ABSTRACT
When making decisions, should one exploit known good options or explore potentially better alternatives? Exploration of spatially unstructured options depends on the neocortex, striatum, and amygdala. In natural environments, however, better options often cluster together, forming structured value distributions. The hippocampus binds reward information into allocentric cognitive maps to support navigation and foraging in such spaces. Using a reinforcement learning task with a spatially structured reward function, we show that human posterior hippocampus (PH) invigorates exploration while anterior hippocampus (AH) supports the transition to exploitation. These dynamics depend on differential reinforcement representations in the PH and AH. Whereas local reward prediction error signals are early and phasic in the PH tail, global value maximum signals are delayed and sustained in the AH body. AH compresses reinforcement information across episodes, updating the location and prominence of the value maximum and displaying goal cell-like ramping activity when navigating toward it.
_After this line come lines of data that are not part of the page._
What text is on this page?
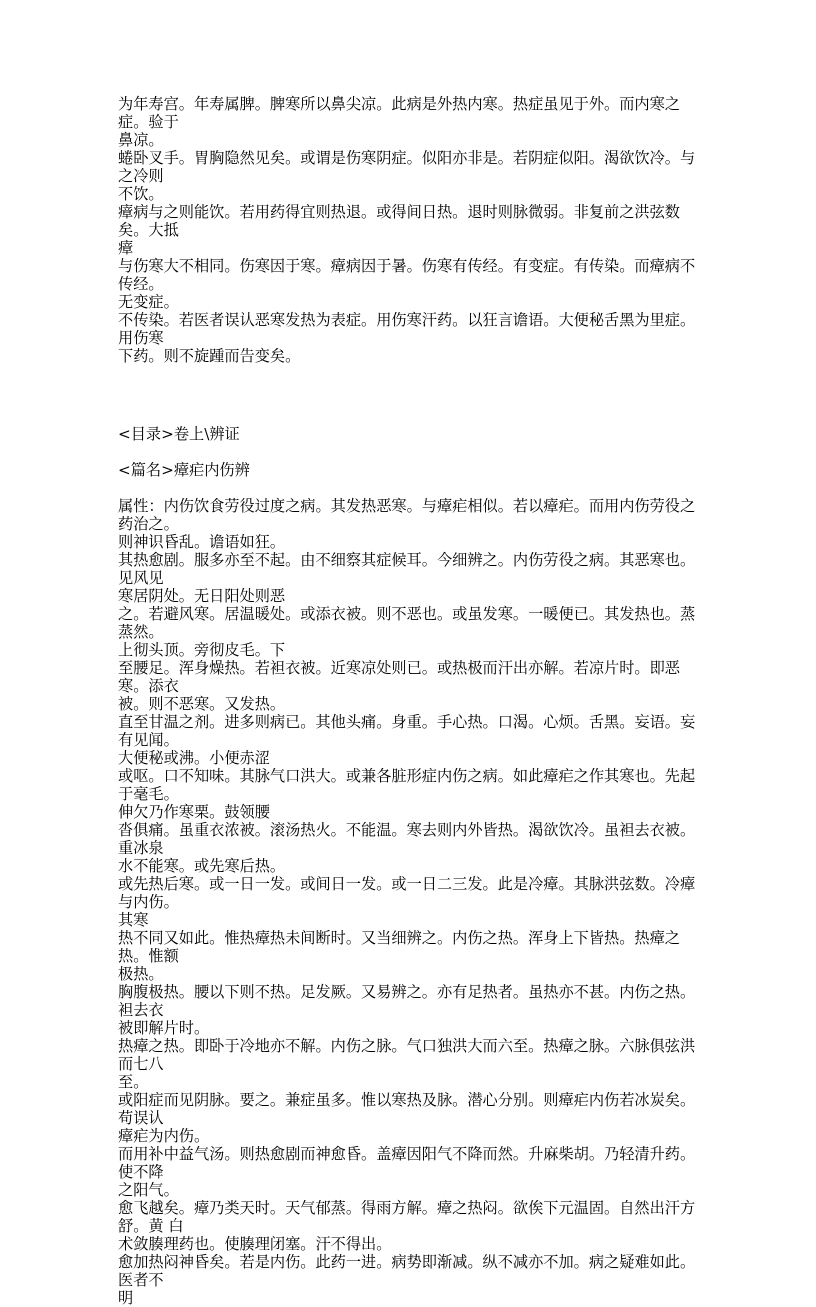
为年寿宫。年寿属脾。脾寒所以鼻尖凉。此病是外热内寒。热症虽见于外。而内寒之症。验于

鼻凉。

蜷卧叉手。胃胸隐然见矣。或谓是伤寒阴症。似阳亦非是。若阴症似阳。渴欲饮冷。与之冷则

不饮。

瘴病与之则能饮。若用药得宜则热退。或得间日热。退时则脉微弱。非复前之洪弦数矣。大抵

瘴

与伤寒大不相同。伤寒因于寒。瘴病因于暑。伤寒有传经。有变症。有传染。而瘴病不传经。

无变症。

不传染。若医者误认恶寒发热为表症。用伤寒汗药。以狂言谵语。大便秘舌黑为里症。用伤寒

下药。则不旋踵而告变矣。

<目录>卷上\辨证

<篇名>瘴疟内伤辨

属性：内伤饮食劳役过度之病。其发热恶寒。与瘴疟相似。若以瘴疟。而用内伤劳役之药治之。

则神识昏乱。谵语如狂。

其热愈剧。服多亦至不起。由不细察其症候耳。今细辨之。内伤劳役之病。其恶寒也。见风见

寒居阴处。无日阳处则恶

之。若避风寒。居温暖处。或添衣被。则不恶也。或虽发寒。一暖便已。其发热也。蒸蒸然。

上彻头顶。旁彻皮毛。下

至腰足。浑身燥热。若袒衣被。近寒凉处则已。或热极而汗出亦解。若凉片时。即恶寒。添衣

被。则不恶寒。又发热。

直至甘温之剂。进多则病已。其他头痛。身重。手心热。口渴。心烦。舌黑。妄语。妄有见闻。

大便秘或沸。小便赤涩

或呕。口不知味。其脉气口洪大。或兼各脏形症内伤之病。如此瘴疟之作其寒也。先起于毫毛。

伸欠乃作寒栗。鼓领腰

沓俱痛。虽重衣浓被。滚汤热火。不能温。寒去则内外皆热。渴欲饮冷。虽袒去衣被。重冰泉

水不能寒。或先寒后热。

或先热后寒。或一日一发。或间日一发。或一日二三发。此是冷瘴。其脉洪弦数。冷瘴与内伤。

其寒

热不同又如此。惟热瘴热未间断时。又当细辨之。内伤之热。浑身上下皆热。热瘴之热。惟额

极热。

胸腹极热。腰以下则不热。足发厥。又易辨之。亦有足热者。虽热亦不甚。内伤之热。袒去衣

被即解片时。

热瘴之热。即卧于冷地亦不解。内伤之脉。气口独洪大而六至。热瘴之脉。六脉俱弦洪而七八

至。

或阳症而见阴脉。要之。兼症虽多。惟以寒热及脉。潜心分别。则瘴疟内伤若冰炭矣。苟误认

瘴疟为内伤。

而用补中益气汤。则热愈剧而神愈昏。盖瘴因阳气不降而然。升麻柴胡。乃轻清升药。使不降

之阳气。

愈飞越矣。瘴乃类天时。天气郁蒸。得雨方解。瘴之热闷。欲俟下元温固。自然出汗方舒。黄 白

术敛腠理药也。使腠理闭塞。汗不得出。

愈加热闷神昏矣。若是内伤。此药一进。病势即渐减。纵不减亦不加。病之疑难如此。医者不

明
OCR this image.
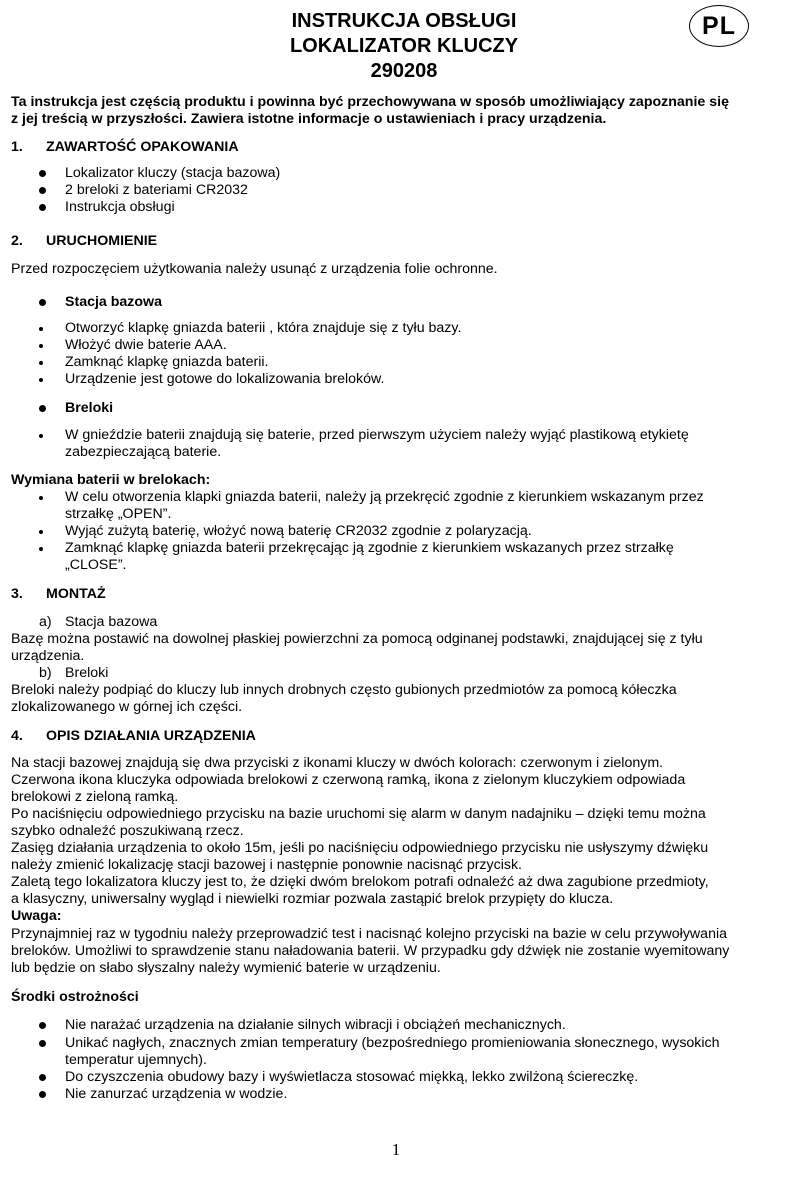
INSTRUKCJA OBSŁUGI
LOKALIZATOR KLUCZY
290208
PL
Ta instrukcja jest częścią produktu i powinna być przechowywana w sposób umożliwiający zapoznanie się
z jej treścią w przyszłości. Zawiera istotne informacje o ustawieniach i pracy urządzenia.
1. ZAWARTOŚĆ OPAKOWANIA
Lokalizator kluczy (stacja bazowa)
2 breloki z bateriami CR2032
Instrukcja obsługi
2. URUCHOMIENIE
Przed rozpoczęciem użytkowania należy usunąć z urządzenia folie ochronne.
Stacja bazowa
Otworzyć klapkę gniazda baterii , która znajduje się z tyłu bazy.
Włożyć dwie baterie AAA.
Zamknąć klapkę gniazda baterii.
Urządzenie jest gotowe do lokalizowania breloków.
Breloki
W gnieździe baterii znajdują się baterie, przed pierwszym użyciem należy wyjąć plastikową etykietę
zabezpieczającą baterie.
Wymiana baterii w brelokach:
W celu otworzenia klapki gniazda baterii, należy ją przekręcić zgodnie z kierunkiem wskazanym przez
strzałkę „OPEN”.
Wyjąć zużytą baterię, włożyć nową baterię CR2032 zgodnie z polaryzacją.
Zamknąć klapkę gniazda baterii przekręcając ją zgodnie z kierunkiem wskazanych przez strzałkę
„CLOSE”.
3. MONTAŻ
a) Stacja bazowa
Bazę można postawić na dowolnej płaskiej powierzchni za pomocą odginanej podstawki, znajdującej się z tyłu
urządzenia.
b) Breloki
Breloki należy podpiąć do kluczy lub innych drobnych często gubionych przedmiotów za pomocą kółeczka
zlokalizowanego w górnej ich części.
4. OPIS DZIAŁANIA URZĄDZENIA
Na stacji bazowej znajdują się dwa przyciski z ikonami kluczy w dwóch kolorach: czerwonym i zielonym.
Czerwona ikona kluczyka odpowiada brelokowi z czerwoną ramką, ikona z zielonym kluczykiem odpowiada
brelokowi z zieloną ramką.
Po naciśnięciu odpowiedniego przycisku na bazie uruchomi się alarm w danym nadajniku – dzięki temu można
szybko odnaleźć poszukiwaną rzecz.
Zasięg działania urządzenia to około 15m, jeśli po naciśnięciu odpowiedniego przycisku nie usłyszymy dźwięku
należy zmienić lokalizację stacji bazowej i następnie ponownie nacisnąć przycisk.
Zaletą tego lokalizatora kluczy jest to, że dzięki dwóm brelokom potrafi odnaleźć aż dwa zagubione przedmioty,
a klasyczny, uniwersalny wygląd i niewielki rozmiar pozwala zastąpić brelok przypięty do klucza.
Uwaga:
Przynajmniej raz w tygodniu należy przeprowadzić test i nacisnąć kolejno przyciski na bazie w celu przywoływania
breloków. Umożliwi to sprawdzenie stanu naładowania baterii. W przypadku gdy dźwięk nie zostanie wyemitowany
lub będzie on słabo słyszalny należy wymienić baterie w urządzeniu.
Środki ostrożności
Nie narażać urządzenia na działanie silnych wibracji i obciążeń mechanicznych.
Unikać nagłych, znacznych zmian temperatury (bezpośredniego promieniowania słonecznego, wysokich
temperatur ujemnych).
Do czyszczenia obudowy bazy i wyświetlacza stosować miękką, lekko zwilżoną ściereczkę.
Nie zanurzać urządzenia w wodzie.
1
Competing Interest Statement
The authors have declared no competing interest.
Footnotes
We have clarified the connections with prior studies of this paradigm, highlighted the advantages of our SCEPTIC model, acknowledged prior work on spatial generalization in reinforcement learning, added a discussion of random vs. directed exploration, clarified our definition of response time (RT) swings, performed additional whole-brain analyses with both model-derived regressors, tested the trial-level alternative model across the range of learning rates, provided additional information about the SCEPTIC model, performed new analyses ruling out a time-dependent shift account of the antero-posterior signal dissociation in the hippocampus, clarified the nature of exploratory choices on the task, and explicated what we meant by information compression.